Thursday, March 3, 2011

Pulling the Strings: Metallica's Master of Puppets is 25

 Metallica - Master of Puppets
Metallica
Master of Puppets
1986
Rating: **** or **** 1/2

It was 1986. Heavy metal music was very popular but in different forms. On one side, you had the glam metal bands. These bands liked to dress feminine and put on a hell of a show. For the other side, dressing up like a chick didn't mater. Their attitude: go on stage in your street clothes and play ass kicking metal. This would probably best describe Metallica, a metal band who were just making it. In 1986, the band released their third album entitled Master of Puppets. Today, the album is regarded as one of the greatest metal albums ever made. Now 25 years after its release, a majority of fans regard the album as Metallica's finest album. 

By 1986, Metallica were in their third line-up. This line-up had been together since 1983. Metallica consisted of guitarists James Hetfield and Kirk Hammett, bassist Cliff Burton, and drummer Lars Ulrich. The band already had two albums out by that time: Kill 'Em All in 1983 and Ride The Lightning in 1984. When it came to recording Master of Puppets, the band recorded the album at Sweet Silence Studios in Copenhagen, Denmark. This was where the band had also recorded Ride The Lightning a few years back. Lightning's producer Flemming Rasmussen was producing again. The album was recorded in four months from September till December of 1985. 

"Battery" opens the album with some beautiful acoustic guitar work. According to one source, there are four acoustic guitars in that opening of the song. This lasts for a while until the bass and drums join in creating a heavy melodic sound. Then in a little over a minute, it's time to get down to business: the song suddenly morphs into a thrash metal song. The lyrics in the song deal with anger, aggression, and violence. With lyrics like "Smashing through the boundaries" and "Pounding out aggression", "Battery" is an instant Metallica classic. The self-titled track is, without a doubt, one of the band's best known songs. Also, it's probably the strongest song off the album. The lyrics are wonderfully written and who cannot like the calls of "Master! Master!"? Also, Kirk Hammett plays a wonderful solo. According to James Hetfield in 2008, the song is about drugs and how they end up controlling you. "The Thing That Should Not Be" is an interesting song musically. The music goes back and forth in sections. When James sings, Lars the only one playing but soon enough the music gets heavy. The lyrics revolve around mythology and evil. The lyric of "In madness you dwell" is almost poetic. "Welcome Home (Sanitarium)" is another great song. According to Hetfield, the song was inspired by the 1975 movie One Flew Over The Cuckoo's Nest. The lyrics are being told to the listener by a person in a mental asylum. The song's deep sound gives the listener the feeling that this is being told from an asylum.

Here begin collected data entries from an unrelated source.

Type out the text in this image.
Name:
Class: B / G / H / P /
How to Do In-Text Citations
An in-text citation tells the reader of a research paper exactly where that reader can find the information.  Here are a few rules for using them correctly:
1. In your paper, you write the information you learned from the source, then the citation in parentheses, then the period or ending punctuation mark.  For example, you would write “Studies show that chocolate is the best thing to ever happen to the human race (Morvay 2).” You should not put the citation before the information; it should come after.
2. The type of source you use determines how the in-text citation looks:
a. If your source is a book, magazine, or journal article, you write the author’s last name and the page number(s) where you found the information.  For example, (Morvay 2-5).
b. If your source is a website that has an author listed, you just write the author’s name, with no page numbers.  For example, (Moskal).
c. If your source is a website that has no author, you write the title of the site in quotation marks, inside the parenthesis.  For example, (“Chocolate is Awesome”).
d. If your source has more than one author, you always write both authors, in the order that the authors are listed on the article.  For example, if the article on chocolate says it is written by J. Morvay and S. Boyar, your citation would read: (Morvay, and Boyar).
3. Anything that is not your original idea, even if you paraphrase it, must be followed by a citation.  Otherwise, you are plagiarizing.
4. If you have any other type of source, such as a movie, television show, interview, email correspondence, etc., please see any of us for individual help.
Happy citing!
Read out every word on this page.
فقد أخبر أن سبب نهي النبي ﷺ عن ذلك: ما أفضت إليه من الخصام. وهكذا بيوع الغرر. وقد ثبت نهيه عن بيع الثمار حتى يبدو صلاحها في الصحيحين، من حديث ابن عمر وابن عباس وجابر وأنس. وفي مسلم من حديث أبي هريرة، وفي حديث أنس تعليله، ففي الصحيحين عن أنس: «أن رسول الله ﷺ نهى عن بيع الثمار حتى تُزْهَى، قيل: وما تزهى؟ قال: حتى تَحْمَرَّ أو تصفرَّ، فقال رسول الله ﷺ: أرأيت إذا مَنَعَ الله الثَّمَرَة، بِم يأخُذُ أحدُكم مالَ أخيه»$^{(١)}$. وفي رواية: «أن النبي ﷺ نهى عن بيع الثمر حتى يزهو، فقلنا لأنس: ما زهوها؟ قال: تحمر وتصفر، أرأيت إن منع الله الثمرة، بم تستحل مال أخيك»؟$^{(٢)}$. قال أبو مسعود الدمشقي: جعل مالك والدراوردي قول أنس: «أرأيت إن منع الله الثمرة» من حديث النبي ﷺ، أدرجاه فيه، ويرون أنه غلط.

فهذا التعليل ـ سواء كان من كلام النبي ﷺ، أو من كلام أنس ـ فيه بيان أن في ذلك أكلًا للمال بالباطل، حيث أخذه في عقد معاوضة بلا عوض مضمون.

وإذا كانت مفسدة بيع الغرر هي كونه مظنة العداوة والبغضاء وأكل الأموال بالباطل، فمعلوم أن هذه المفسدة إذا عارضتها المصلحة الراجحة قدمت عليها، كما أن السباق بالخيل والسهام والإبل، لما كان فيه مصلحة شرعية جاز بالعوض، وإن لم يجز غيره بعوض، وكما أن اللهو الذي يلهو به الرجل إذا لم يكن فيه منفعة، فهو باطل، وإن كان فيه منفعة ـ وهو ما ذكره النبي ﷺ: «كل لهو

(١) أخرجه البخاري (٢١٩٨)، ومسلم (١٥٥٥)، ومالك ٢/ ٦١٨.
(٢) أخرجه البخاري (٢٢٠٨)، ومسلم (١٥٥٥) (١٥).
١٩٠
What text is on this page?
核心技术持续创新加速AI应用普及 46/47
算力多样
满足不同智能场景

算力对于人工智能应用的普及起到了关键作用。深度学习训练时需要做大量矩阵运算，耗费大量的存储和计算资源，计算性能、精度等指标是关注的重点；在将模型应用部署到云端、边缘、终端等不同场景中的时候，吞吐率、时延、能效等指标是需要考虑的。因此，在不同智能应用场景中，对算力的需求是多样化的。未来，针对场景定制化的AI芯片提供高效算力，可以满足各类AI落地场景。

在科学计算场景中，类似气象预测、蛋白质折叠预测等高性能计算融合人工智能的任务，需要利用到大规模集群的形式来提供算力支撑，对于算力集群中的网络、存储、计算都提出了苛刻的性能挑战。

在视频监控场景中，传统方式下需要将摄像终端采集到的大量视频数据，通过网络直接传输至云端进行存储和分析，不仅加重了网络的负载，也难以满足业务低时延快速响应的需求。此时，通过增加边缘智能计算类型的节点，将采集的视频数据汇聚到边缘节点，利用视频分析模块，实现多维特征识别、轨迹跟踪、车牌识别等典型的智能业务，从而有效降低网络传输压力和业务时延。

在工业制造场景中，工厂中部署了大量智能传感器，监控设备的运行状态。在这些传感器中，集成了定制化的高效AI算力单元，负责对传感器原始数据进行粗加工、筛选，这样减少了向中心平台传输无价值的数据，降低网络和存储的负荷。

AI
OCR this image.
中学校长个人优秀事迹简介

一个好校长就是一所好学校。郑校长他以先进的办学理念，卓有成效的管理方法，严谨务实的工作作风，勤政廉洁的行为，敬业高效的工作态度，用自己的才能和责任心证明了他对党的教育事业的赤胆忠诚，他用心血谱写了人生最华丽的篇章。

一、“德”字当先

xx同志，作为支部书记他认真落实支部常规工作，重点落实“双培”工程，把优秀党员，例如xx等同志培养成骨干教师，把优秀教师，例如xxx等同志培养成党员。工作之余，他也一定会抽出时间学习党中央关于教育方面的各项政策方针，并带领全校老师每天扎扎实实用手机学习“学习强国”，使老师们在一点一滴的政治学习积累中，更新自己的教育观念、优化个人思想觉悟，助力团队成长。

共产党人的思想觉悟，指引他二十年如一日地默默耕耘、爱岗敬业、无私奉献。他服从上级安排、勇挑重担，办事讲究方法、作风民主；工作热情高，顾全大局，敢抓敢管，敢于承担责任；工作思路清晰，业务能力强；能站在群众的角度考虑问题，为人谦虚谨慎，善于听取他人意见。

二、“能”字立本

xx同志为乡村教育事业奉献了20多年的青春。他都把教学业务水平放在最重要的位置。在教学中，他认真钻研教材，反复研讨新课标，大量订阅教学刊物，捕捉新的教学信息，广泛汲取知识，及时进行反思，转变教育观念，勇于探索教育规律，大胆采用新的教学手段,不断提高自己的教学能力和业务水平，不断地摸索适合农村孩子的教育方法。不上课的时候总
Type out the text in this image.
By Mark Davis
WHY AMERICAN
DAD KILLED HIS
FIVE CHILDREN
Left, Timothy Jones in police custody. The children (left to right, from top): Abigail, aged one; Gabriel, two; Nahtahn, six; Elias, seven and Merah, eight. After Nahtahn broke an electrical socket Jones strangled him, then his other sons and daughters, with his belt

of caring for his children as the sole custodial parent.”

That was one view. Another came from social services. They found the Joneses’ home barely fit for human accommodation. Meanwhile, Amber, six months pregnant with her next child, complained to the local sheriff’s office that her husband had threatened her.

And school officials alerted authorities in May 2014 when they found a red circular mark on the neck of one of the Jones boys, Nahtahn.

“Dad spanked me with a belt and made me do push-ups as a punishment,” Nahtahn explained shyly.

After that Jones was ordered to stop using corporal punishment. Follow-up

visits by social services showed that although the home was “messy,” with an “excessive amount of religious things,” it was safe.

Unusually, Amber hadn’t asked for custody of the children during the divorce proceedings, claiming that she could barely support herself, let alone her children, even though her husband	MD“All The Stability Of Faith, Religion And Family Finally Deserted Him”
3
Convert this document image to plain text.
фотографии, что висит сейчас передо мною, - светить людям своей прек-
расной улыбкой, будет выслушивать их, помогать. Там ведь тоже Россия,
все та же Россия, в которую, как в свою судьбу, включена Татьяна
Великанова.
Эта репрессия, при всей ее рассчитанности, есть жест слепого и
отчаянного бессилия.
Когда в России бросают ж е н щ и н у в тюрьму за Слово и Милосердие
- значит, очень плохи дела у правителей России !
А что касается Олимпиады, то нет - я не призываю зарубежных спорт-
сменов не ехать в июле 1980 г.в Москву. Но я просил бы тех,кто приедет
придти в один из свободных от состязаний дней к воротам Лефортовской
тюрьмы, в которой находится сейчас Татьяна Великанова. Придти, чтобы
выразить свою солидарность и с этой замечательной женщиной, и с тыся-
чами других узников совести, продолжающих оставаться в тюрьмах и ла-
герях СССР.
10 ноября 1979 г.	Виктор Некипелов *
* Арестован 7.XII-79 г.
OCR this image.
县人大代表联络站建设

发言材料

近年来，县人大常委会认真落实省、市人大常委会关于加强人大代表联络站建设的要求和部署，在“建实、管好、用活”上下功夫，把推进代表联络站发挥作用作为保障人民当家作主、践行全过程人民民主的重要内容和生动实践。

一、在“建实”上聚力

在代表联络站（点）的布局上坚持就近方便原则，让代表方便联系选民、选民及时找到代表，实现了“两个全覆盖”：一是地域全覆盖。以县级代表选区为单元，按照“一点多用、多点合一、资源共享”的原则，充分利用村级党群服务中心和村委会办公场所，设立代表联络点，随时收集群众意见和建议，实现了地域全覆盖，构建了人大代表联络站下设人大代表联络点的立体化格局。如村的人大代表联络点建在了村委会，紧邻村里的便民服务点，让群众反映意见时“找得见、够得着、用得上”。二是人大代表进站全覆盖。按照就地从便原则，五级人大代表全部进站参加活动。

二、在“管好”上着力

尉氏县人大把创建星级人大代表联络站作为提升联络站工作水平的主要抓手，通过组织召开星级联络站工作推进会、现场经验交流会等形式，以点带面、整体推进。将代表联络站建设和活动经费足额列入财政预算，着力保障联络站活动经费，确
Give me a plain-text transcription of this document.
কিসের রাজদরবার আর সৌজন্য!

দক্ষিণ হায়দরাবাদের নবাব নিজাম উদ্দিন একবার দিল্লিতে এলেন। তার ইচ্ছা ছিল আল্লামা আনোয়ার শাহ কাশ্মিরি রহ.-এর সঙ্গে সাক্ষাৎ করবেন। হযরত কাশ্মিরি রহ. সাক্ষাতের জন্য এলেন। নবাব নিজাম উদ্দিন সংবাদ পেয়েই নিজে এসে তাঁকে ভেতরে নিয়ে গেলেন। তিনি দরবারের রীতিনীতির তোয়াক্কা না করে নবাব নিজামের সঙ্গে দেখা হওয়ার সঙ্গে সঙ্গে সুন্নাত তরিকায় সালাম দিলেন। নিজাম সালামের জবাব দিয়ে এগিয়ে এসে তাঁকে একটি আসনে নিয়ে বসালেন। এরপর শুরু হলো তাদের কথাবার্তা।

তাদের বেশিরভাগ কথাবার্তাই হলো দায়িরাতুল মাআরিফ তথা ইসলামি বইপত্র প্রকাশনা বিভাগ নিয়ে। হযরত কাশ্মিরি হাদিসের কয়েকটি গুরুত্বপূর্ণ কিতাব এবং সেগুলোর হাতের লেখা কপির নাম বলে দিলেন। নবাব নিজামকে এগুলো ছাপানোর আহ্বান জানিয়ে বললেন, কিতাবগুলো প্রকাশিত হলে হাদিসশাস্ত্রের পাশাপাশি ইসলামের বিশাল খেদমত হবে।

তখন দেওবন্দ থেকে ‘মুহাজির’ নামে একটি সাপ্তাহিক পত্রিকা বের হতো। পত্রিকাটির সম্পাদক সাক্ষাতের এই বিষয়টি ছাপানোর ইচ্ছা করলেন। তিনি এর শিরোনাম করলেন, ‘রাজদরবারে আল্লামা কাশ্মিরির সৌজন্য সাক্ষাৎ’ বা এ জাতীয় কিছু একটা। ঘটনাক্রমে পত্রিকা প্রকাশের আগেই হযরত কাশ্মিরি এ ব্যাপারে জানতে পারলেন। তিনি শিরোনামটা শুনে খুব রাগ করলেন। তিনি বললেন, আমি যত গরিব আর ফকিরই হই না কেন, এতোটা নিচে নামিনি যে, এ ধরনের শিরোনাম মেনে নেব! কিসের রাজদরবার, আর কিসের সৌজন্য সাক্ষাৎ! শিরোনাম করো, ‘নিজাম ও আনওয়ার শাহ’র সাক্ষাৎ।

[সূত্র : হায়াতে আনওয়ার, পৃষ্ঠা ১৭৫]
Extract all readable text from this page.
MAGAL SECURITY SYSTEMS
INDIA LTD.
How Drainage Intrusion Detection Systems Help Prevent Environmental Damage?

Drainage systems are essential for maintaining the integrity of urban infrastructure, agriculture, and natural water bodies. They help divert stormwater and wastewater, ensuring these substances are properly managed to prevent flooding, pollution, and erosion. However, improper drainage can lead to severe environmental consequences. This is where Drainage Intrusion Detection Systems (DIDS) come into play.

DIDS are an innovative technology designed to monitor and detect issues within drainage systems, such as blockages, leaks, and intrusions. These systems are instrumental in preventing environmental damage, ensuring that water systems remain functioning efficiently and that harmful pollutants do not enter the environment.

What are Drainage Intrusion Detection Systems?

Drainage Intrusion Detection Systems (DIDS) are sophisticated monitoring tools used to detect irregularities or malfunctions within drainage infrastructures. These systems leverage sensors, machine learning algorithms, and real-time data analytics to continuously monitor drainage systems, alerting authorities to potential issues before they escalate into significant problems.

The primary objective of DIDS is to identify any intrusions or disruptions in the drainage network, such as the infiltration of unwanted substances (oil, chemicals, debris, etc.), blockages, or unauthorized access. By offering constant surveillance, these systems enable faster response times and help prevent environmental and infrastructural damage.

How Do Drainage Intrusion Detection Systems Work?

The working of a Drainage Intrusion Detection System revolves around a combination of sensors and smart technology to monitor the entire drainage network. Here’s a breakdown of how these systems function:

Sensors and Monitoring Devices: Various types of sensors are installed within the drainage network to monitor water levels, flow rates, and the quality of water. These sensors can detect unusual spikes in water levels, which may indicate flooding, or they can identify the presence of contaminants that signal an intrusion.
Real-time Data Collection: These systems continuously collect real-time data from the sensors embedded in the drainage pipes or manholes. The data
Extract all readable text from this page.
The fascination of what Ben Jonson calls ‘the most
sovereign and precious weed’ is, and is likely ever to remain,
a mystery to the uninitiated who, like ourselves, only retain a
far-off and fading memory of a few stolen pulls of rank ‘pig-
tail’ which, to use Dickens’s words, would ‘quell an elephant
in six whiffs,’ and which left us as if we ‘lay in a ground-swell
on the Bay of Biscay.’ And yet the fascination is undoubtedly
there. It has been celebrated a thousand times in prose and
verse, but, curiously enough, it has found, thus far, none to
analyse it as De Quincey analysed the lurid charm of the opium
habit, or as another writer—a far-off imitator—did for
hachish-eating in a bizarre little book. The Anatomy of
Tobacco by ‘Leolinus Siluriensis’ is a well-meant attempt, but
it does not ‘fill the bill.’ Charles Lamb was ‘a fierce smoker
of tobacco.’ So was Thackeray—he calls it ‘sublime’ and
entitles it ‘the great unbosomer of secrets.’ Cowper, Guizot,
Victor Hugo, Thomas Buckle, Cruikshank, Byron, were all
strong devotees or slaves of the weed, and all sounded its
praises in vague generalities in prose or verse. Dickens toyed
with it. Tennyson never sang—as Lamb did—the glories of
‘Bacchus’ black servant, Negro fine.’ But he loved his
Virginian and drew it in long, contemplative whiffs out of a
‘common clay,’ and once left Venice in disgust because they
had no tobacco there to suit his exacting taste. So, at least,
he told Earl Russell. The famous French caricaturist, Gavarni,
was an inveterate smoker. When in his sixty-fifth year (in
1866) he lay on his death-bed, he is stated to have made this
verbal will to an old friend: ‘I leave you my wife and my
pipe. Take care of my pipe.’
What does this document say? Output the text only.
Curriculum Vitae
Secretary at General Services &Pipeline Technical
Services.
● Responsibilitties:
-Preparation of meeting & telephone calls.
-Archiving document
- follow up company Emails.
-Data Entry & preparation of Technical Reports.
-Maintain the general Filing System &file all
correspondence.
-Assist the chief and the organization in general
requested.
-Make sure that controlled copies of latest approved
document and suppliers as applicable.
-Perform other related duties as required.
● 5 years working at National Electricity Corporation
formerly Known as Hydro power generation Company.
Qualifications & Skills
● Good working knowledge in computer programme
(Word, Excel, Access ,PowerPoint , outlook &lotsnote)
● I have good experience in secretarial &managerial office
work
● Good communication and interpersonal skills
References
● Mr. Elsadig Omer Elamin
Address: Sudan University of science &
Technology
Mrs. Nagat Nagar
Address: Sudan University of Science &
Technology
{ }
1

The next song, "Disposable Heroes", might be one of the band's most underrated songs. The song is amazingly heavy as are the lyrics, which deal with war itself. Hetfield sings the truth: "Soldier boy made of clay/Now an empty shell/Twenty one only son/But he's served us well/Bred  to kill not to care/Do just as we say...". Wow, that's deep and could probably be considered relevant to today. The calls of "Back to the front" are probably of a careless war dog. Once again, Hammett shines in the solo. "Leper Messiah" is probably the weakest song off the album but still, it's a great song. Burton's bass playing on this is a little hard to hear but with a song like this, he must've been playing away (as he does on the whole album). The lyrics in this song, once again, are strong. "Orion" is a wonderful, maybe too long, guitar instrumental. Hammett gets to show off a lot on this one. The album's closer, "Damage Inc.", is one of the most brutal songs ever made by the band. The lyrics are violent but the message is for the listener to decide. The song may have to do with corporations and how they suck the life out of things. "We chew and spit you out": that's heavy! Blood will follow blood...

Master of Puppets did a lot for the guys in Metallica and allowed them to continue making music. However on September 27, 1986, tragedy struck the band: While the band was on tour in Sweden, the tour bus they were on had flipped and crashed on the side. Everybody survived...except Cliff Burton. Burton had been crushed to death and died instantly at the age of 24. The driver may've been drunk but the driver insisted there was black ice on the road (which there wasn't). The band continued with Jason Newsted. With Newstead, the band were able to continue and enjoy their success. As of now, the band has bassist Robert Trujillo who joined in 2003 to replace Newstead. Metallica still perform today and are planning to record a new album.

As of now, Master of Puppets is at #64 on my list of favorite albums. It's a wonderful album and definitely worth listening to. 

1 comment:

  1. dude, you realize that the lyrics for "The Thing That Should Not Be" comes from H.P. Lovecraft's Cthulu Mythos. Look it up, it's fascinating. their obsessed with it, "Call of Kthulu" and "All Nightmare Long" follow the same themes.